Even were the U.S. Constitution yet unwritten, we (the people) have an inalienable right to speak, to see, to hear…these rights are part of our nature…our humanity, and we are endowed with them by our creator, not by the largess of government…or the consent of radical political elements.
In this instance, the government we have chosen has recognized these rights and codified them in our 1st Amendment guarantees. We have the right to speak as well as NOT to speak…to express ourselves in dance, in speech, in literature, in music, in art, in a myriad of ways as countless as the stars. Similarly, we have the right to report, to record, to document, to film, to photograph, to draw, etc. what we see, hear, feel, smell, sense. It is an inalienable right and part of our nature. We do not, intrinsically, have the right to deny others their senses or documenting, reporting, recording, filming, photographing the same in a public forum. That is the law in America. It is also common sense.

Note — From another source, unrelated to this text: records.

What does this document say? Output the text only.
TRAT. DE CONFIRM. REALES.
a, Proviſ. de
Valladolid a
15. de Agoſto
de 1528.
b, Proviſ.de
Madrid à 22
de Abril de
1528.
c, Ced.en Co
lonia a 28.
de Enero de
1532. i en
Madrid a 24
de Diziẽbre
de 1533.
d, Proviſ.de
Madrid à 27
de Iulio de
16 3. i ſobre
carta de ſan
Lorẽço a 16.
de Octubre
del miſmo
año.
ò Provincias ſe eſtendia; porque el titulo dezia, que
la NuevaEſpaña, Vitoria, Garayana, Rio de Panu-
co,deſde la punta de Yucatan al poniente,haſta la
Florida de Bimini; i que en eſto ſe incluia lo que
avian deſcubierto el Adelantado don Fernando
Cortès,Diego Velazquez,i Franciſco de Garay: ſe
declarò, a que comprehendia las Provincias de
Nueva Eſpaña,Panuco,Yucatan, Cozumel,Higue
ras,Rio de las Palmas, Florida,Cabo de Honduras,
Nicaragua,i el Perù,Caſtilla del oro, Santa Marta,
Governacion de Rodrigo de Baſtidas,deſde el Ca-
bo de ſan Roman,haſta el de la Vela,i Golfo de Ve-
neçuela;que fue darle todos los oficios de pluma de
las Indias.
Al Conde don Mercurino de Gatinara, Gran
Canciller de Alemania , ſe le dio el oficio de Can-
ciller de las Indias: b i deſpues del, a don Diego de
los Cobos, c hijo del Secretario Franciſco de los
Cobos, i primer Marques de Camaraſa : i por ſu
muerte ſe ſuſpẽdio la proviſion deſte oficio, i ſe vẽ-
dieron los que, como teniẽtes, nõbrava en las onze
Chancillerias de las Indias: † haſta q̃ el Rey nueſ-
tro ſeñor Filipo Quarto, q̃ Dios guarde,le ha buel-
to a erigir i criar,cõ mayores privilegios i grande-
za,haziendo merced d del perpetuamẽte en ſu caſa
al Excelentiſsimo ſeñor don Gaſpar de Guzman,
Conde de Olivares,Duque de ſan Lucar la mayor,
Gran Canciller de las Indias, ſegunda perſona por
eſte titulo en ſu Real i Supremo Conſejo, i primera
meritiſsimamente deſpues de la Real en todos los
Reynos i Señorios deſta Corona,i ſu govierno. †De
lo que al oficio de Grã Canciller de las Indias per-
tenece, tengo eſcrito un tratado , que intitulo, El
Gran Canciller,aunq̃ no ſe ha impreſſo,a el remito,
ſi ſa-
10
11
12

Singling out journalists a radical faction does not like/trust for assault or intimidation is essentially an assault on the public’s rights. Personal ethics of convenience may not legitimately be substituted for those brightly demarcated boundaries established under the law. Professor Pete Bohmer takes issue with this critical reasoning. He does not agree with it. Some of his supporters and many of the most violently radical so called blac bloc anarchists don’t either. He, et ux, profess more conviction for solidarity than the public’s right to freedom of the press. But unless we, the people (public) are to cede the streets to violence, assault, massive property destruction, coercion, intimidation, and blackmail, we have no choice but to resist a course that would lead to eliminating those rights & liberties we have left.
Corruption in government is rife and a direct threat to these rights & liberties. But so is corruption within the people. Both must be guarded against.
Perhaps Salmon Rushdie’s poignant telling the story of going into hiding after a fatwa was issued against him by Ayatollah Khomeini provides the greatest insight into where either/both forms of corruption lead when the press is reviled. You can read Mr. Rushdie’s piece by clicking on the following link:
Have we acquired our own version of Ayatollah Khomeini right here, at home, working as a professor on the TESC (Evergreen) campus?
Why complain of the attention/publicity one seeks?